#394 Il titolo della leishmaniosi è solo un numero: se ci costruisci sopra la terapia, stai guidando al buio
Il titolo della leishmaniosi è solo un numero: se ci costruisci sopra la terapia, stai guidando al buio. Quando si ritirano le analisi, una delle reazioni più comuni è questa: vedere un valore (320, 800, 2600…) e pensar…
Il titolo della leishmaniosi è solo un numero: se ci costruisci sopra la terapia, stai guidando al buio.
Quando si ritirano le analisi, una delle reazioni più comuni è questa: vedere un valore (320, 800, 2600…) e pensare che quel numero debba decidere automaticamente cosa fare.
Ma nella leishmaniosi questa è una trappola.
RISULTATO DELLA TERAPIA: COSA SIGNIFICA DAVVERO
Una terapia può ridurre in modo importante il titolo anticorpale e dare un miglioramento clinico evidente.

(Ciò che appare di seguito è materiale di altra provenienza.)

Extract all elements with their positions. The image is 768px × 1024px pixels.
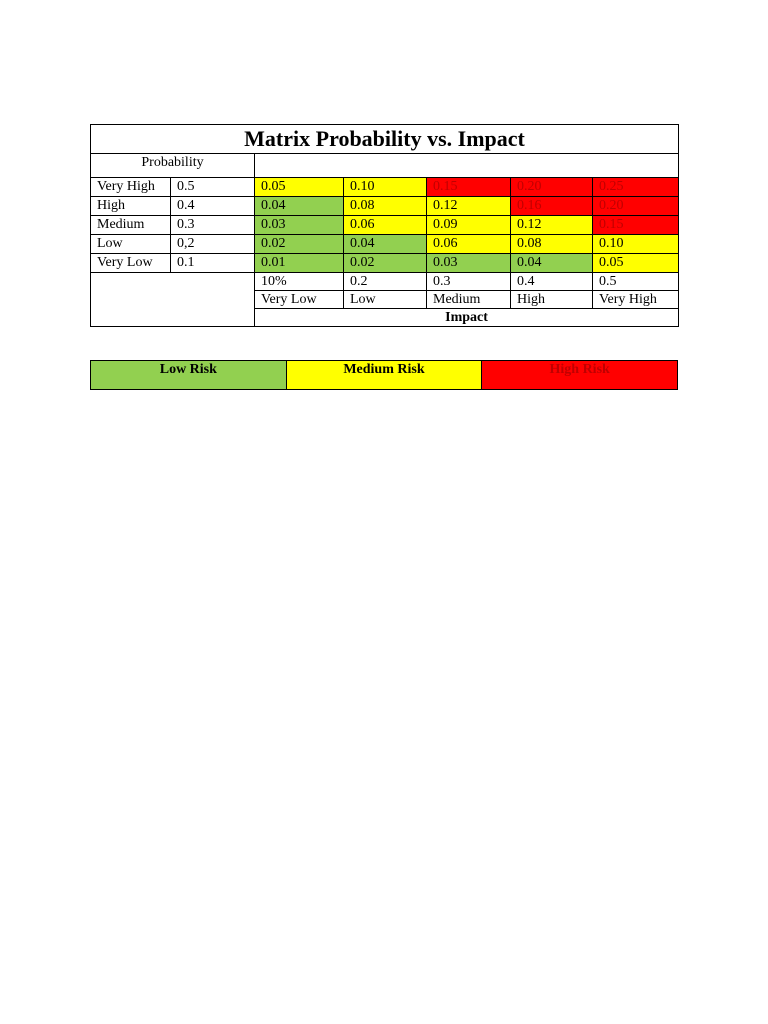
impact-value: 10% [255, 273, 344, 291]
matrix-row-medium [91, 216, 679, 235]
impact-label: High [511, 291, 593, 309]
impact-value: 0.5 [593, 273, 679, 291]
probability-label: Low [91, 235, 171, 254]
risk-cell: 0.04 [344, 235, 427, 254]
risk-cell: 0.09 [427, 216, 511, 235]
impact-value: 0.3 [427, 273, 511, 291]
impact-values-row [91, 273, 679, 291]
matrix-row-low [91, 235, 679, 254]
impact-label: Low [344, 291, 427, 309]
matrix-row-very-high [91, 178, 679, 197]
matrix-title: Matrix Probability vs. Impact [91, 125, 679, 154]
impact-label: Medium [427, 291, 511, 309]
risk-cell: 0.15 [593, 216, 679, 235]
risk-legend-table [90, 360, 678, 390]
risk-cell: 0.05 [593, 254, 679, 273]
probability-value: 0.3 [171, 216, 255, 235]
risk-cell: 0.08 [344, 197, 427, 216]
risk-cell: 0.16 [511, 197, 593, 216]
probability-label: High [91, 197, 171, 216]
probability-label: Very High [91, 178, 171, 197]
risk-cell: 0.02 [344, 254, 427, 273]
risk-cell: 0.01 [255, 254, 344, 273]
risk-cell: 0.03 [255, 216, 344, 235]
risk-cell: 0.04 [511, 254, 593, 273]
probability-label: Medium [91, 216, 171, 235]
matrix-row-high [91, 197, 679, 216]
risk-cell: 0.05 [255, 178, 344, 197]
risk-cell: 0.15 [427, 178, 511, 197]
risk-cell: 0.04 [255, 197, 344, 216]
probability-header-row [91, 154, 679, 178]
risk-cell: 0.12 [511, 216, 593, 235]
probability-value: 0.1 [171, 254, 255, 273]
risk-cell: 0.20 [511, 178, 593, 197]
title-row [91, 125, 679, 154]
impact-value: 0.4 [511, 273, 593, 291]
matrix-row-very-low [91, 254, 679, 273]
risk-cell: 0.06 [344, 216, 427, 235]
blank-corner-cell [91, 273, 255, 327]
impact-value: 0.2 [344, 273, 427, 291]
probability-value: 0.5 [171, 178, 255, 197]
risk-cell: 0.06 [427, 235, 511, 254]
impact-axis-title: Impact [255, 309, 679, 327]
probability-header: Probability [91, 154, 255, 178]
impact-label: Very Low [255, 291, 344, 309]
risk-cell: 0.12 [427, 197, 511, 216]
risk-cell: 0.25 [593, 178, 679, 197]
probability-value: 0.4 [171, 197, 255, 216]
risk-matrix-table [90, 124, 679, 327]
risk-cell: 0.10 [344, 178, 427, 197]
risk-cell: 0.10 [593, 235, 679, 254]
legend-low-risk: Low Risk [91, 361, 287, 390]
blank-header-cell [255, 154, 679, 178]
probability-value: 0,2 [171, 235, 255, 254]
risk-cell: 0.08 [511, 235, 593, 254]
impact-label: Very High [593, 291, 679, 309]
risk-cell: 0.02 [255, 235, 344, 254]
legend-medium-risk: Medium Risk [286, 361, 482, 390]
legend-high-risk: High Risk [482, 361, 678, 390]
legend-row [91, 361, 678, 390]
risk-cell: 0.20 [593, 197, 679, 216]
probability-label: Very Low [91, 254, 171, 273]
risk-cell: 0.03 [427, 254, 511, 273]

Questo indica che l’intervento ha avuto effetto sul piano immunologico.
Tuttavia, è fondamentale ricordare che:
un titolo che scende NON garantisce che l’infezione sia “spenta e stabile”.
IL PROBLEMA DEL “TITOLO”
Una volta che un cane è positivo, il titolo NON deve guidare le scelte terapeutiche.
Il motivo è semplice:
il titolo misura anticorpi, cioè memoria immunitaria
non misura quanta Leishmania è presente nell’organismo
non misura quanta Leishmania è presente nel midollo
Per questo decidere “rifacciamo le iniezioni / non rifacciamo le iniezioni” guardando solo il titolo porta spesso a:
• terapie inutili
• intossicazioni farmacologiche
• mesi persi in scelte fatte a tentativi
COSA VA MONITORATO DAVVERO
Se si vuole fare medicina seria, non si deve guardare solo “un numero”, ma un sistema di dati.
1. CARICA PARASSITARIA (PCR quantitativa)
È il parametro più importante per capire la stabilità reale dell’infezione.
I campioni più utili, quando fattibili, sono:
• PCR su midollo
• oppure PCR su linfonodo (ottima alternativa quando il midollo non è indicato)
2. MARCATORI DI INFIAMMAZIONE / DANNO D’ORGANO
Perché la leishmaniosi non è solo “parassita sì o no”, ma una malattia immuno-infiammatoria che può colpire organi e reni.
Tra i più utili:
• elettroforesi proteica (gamma globuline)
• rapporto A/G
• UPC (proteinuria) + urinalisi completa
• creatinina, SDMA, urea, fosforo
• emocromo completo
COME ANDARE AVANTI SENZA TERAPIE “A PRESCINDERE”
È legittimo voler evitare terapie pesanti, soprattutto quando hanno già causato effetti collaterali importanti.
Ma per poter dire con sicurezza “non serve rifare le iniezioni”, serve un requisito fondamentale:
capire se oggi esiste ancora una carica parassitaria significativa oppure no.
Da qui si aprono due scenari clinici distinti:
SCENARIO A
Titolo che risale, PCR bassa/negativa, cane stabile
In questo caso NON si ragiona automaticamente con antimoniato.
Si lavora su:
• immunomodulazione corretta
• controllo dell’infiammazione
• protezione renale se necessaria
• monitoraggio periodico dei parametri giusti
SCENARIO B
PCR significativa (soprattutto midollare)
Qui il problema non è il titolo: è che il parassita sta ancora guidando la malattia.
E allora si valutano scelte ragionate e alternative, non necessariamente “la stessa terapia di prima”.
LA DOMANDA GIUSTA DA FARE
La domanda corretta non è:
“Il titolo è alto o basso?”
Ma è questa:
“Dove siamo oggi con la carica parassitaria e con l’infiammazione? Abbiamo numeri oggettivi (PCR e marker) per decidere?”
Perché nella leishmaniosi la differenza tra un cane stabile e un cane che ricadrà non la fa un numero: la fa una strategia.